Earlier this week we published a whitepaper entitled Sharding with SQL Azure to the TechNet wiki. In the paper, Michael Heydt and Michael Thomassy discuss the best practices and patterns to select when using horizontal partitioning and sharding with your applications.
Specific guidance shared in the whitepaper:
Overview
So what is sharding and partitioning, and why is it important?
Often the need arises where an application's data requires both high capacity for many users and support for very large data sets that require lightning performance. Or perhaps you have an application that by design must be elastic in its use of resources such as a social networking application, log processing solution or an application with a very high number of requests per second. These are all use cases where data partitioning across physical tables residing on seperate nodes; sharding or SQL Azure Federations, is capable of providing a performant scale-out solution.

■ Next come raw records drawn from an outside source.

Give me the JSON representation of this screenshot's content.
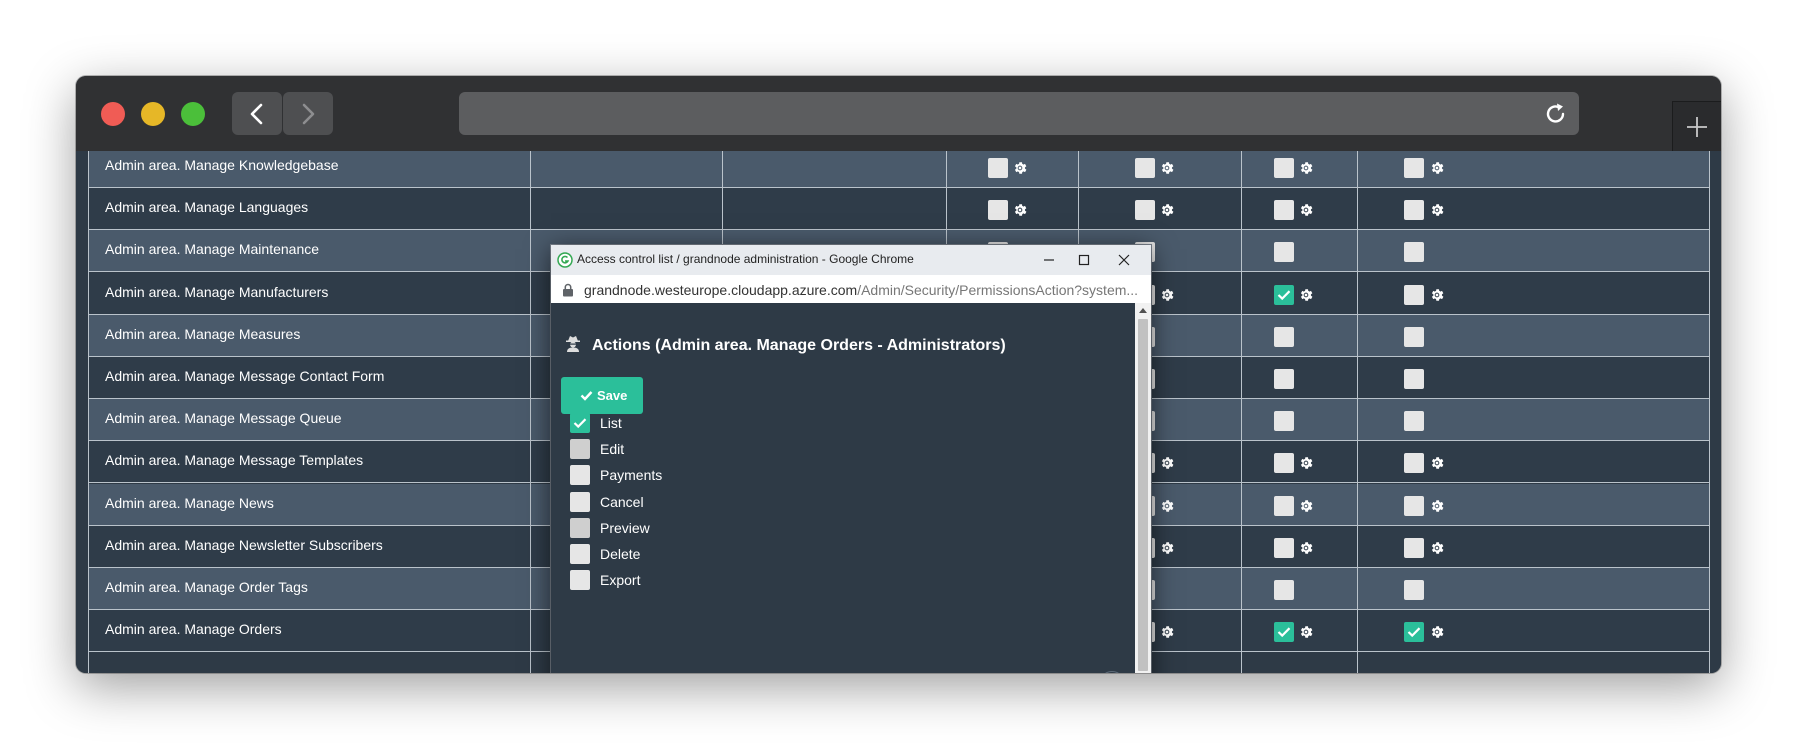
{
  "browser": {
    "url": "",
    "icons": [
      "back-arrow-icon",
      "forward-arrow-icon",
      "reload-icon",
      "new-tab-plus-icon"
    ]
  },
  "table": {
    "rows": [
      {
        "label": "Admin area. Manage Knowledgebase",
        "cells": [
          "",
          "",
          "gear",
          "gear",
          "gear",
          "gear"
        ]
      },
      {
        "label": "Admin area. Manage Languages",
        "cells": [
          "",
          "",
          "gear",
          "gear",
          "gear",
          "gear"
        ]
      },
      {
        "label": "Admin area. Manage Maintenance",
        "cells": [
          "",
          "",
          "plain",
          "plain",
          "plain",
          "plain"
        ]
      },
      {
        "label": "Admin area. Manage Manufacturers",
        "cells": [
          "",
          "",
          "gear",
          "gear",
          "checked-gear",
          "gear"
        ]
      },
      {
        "label": "Admin area. Manage Measures",
        "cells": [
          "",
          "",
          "plain",
          "plain",
          "plain",
          "plain"
        ]
      },
      {
        "label": "Admin area. Manage Message Contact Form",
        "cells": [
          "",
          "",
          "plain",
          "plain",
          "plain",
          "plain"
        ]
      },
      {
        "label": "Admin area. Manage Message Queue",
        "cells": [
          "",
          "",
          "plain",
          "plain",
          "plain",
          "plain"
        ]
      },
      {
        "label": "Admin area. Manage Message Templates",
        "cells": [
          "",
          "",
          "gear",
          "gear",
          "gear",
          "gear"
        ]
      },
      {
        "label": "Admin area. Manage News",
        "cells": [
          "",
          "",
          "gear",
          "gear",
          "gear",
          "gear"
        ]
      },
      {
        "label": "Admin area. Manage Newsletter Subscribers",
        "cells": [
          "",
          "",
          "gear",
          "gear",
          "gear",
          "gear"
        ]
      },
      {
        "label": "Admin area. Manage Order Tags",
        "cells": [
          "",
          "",
          "plain",
          "plain",
          "plain",
          "plain"
        ]
      },
      {
        "label": "Admin area. Manage Orders",
        "cells": [
          "checked-gear",
          "gear",
          "gear",
          "gear",
          "checked-gear",
          "checked-gear"
        ]
      }
    ]
  },
  "popup": {
    "window_title": "Access control list / grandnode administration - Google Chrome",
    "url_host": "grandnode.westeurope.cloudapp.azure.com",
    "url_path": "/Admin/Security/PermissionsAction?system...",
    "heading": "Actions (Admin area. Manage Orders - Administrators)",
    "save_label": "Save",
    "options": [
      {
        "label": "List",
        "checked": true
      },
      {
        "label": "Edit",
        "checked": false
      },
      {
        "label": "Payments",
        "checked": false
      },
      {
        "label": "Cancel",
        "checked": false
      },
      {
        "label": "Preview",
        "checked": false
      },
      {
        "label": "Delete",
        "checked": false
      },
      {
        "label": "Export",
        "checked": false
      }
    ]
  },
  "colors": {
    "accent": "#2bbf9a",
    "row_alt": "#4a5a6b",
    "row_base": "#2f3c49",
    "panel_bg": "#2e3a46"
  }
}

In order to scale-out via sharding, an architect must partition the workload into independent units of data or atomic units. The application then must have logic built into it to understand how to access this data through the use of a custom sharding pattern or through the upcoming release of SQL Azure Federations.
Multi-Master Sharding Archetype
Also introduced by the paper is a multi-master sharding pattern where all shards are considered read/write, there is no inherent replication of data between shards and the model is referred to as a "shared nothing" as no data is shared or replicated between shards.
Use the Multi-Master Pattern if:
To use sharding with SQL Azure, application architeture must take into account:
SQL Azure Federations
SQL Azure Federations will provide the infrastructure to support the dynamic addition of shards and the movement of atomic units of data between shards providing built-in scale-out capabilities. Federation Members are shards that act as the physical container for a range atomic units. Federations will support online repartioning as well as connections, which are established with the root database to maintain continuity and integrity.
More Information
Additionally, we have spoken publicly about coming SQL Azure Federations technology at both PDC and PASS this year. Since that time we have published a number of blog posts and whitepapers for your perusal:
Nice to see something on sharding here. Even though I have a gruff point with some of Microsoft's staff, as they've reported that this is not sharding. There has been contention but hopefully you guys can work it out and educate those in the ranks that don't understand what sharding really is. With a consistent and well researched education coming form Microsoft, paying close attention to the path the industry has already tread, one can build some solid trust in solution Microsoft presents for sharding. I'm always happy to see good coverage of a topic like this.
Thanks!
thanks, adron. happy holidays!
This is a really good presentation of sharding, may I add a workaround I stumbled onto using F# but the same can be coded in .Net v4.0 Tuples, simplifying, you use the first entry of the tuple for your FederationID (until FERDERATION comes out), and the second is the value. Whatever system you choose, GUID, sequentiallly assigned ID's, ?? ... any will allow sync'ing, I preferred a 256-character string composed of server times, universal time, userID-connectionID & a random with collision checking works w/o the overhead of GUIDs but choices are there for preferences on this.
Printed this, very valuable to have, very well written, thanks o' ton.
Mulling things, only some user actions ever occur so worth handling, logging analysis of a user session history for all data retrieved will indicate what columns to include to increase concurrency by having the user data there as read-only once a datastore is created.
Without federation, why bother, but if you have to do it, seems a critical point to set up for high-concurrency data structures to add to your Azure deployment by design if you want to. My reaction so far is a Tuple, (UserID, UserDataEntity), can be one big row or a row per user per shard ... (FederationID, (UserID, UserDataEntity)).
What I haven't found yet is any performance overhead to using Tuples() this way, so far so good but not sure.
Nice paper.
Some suggestions for enhancements:
- code (or pseudo-code if it it's not firm yet) would help understanding in Section 5 around virtual/physical shard use, connections, data adaptors.
- being more explicit about what is firm and what is "planned" would be helpful.
Finally, is this limited to SQLAzure? That is, if I have sql server within my company, can I use the same techniques? Again, ensuring I know if it's Standard, Enterprise, etc. would be helpful
Thank you.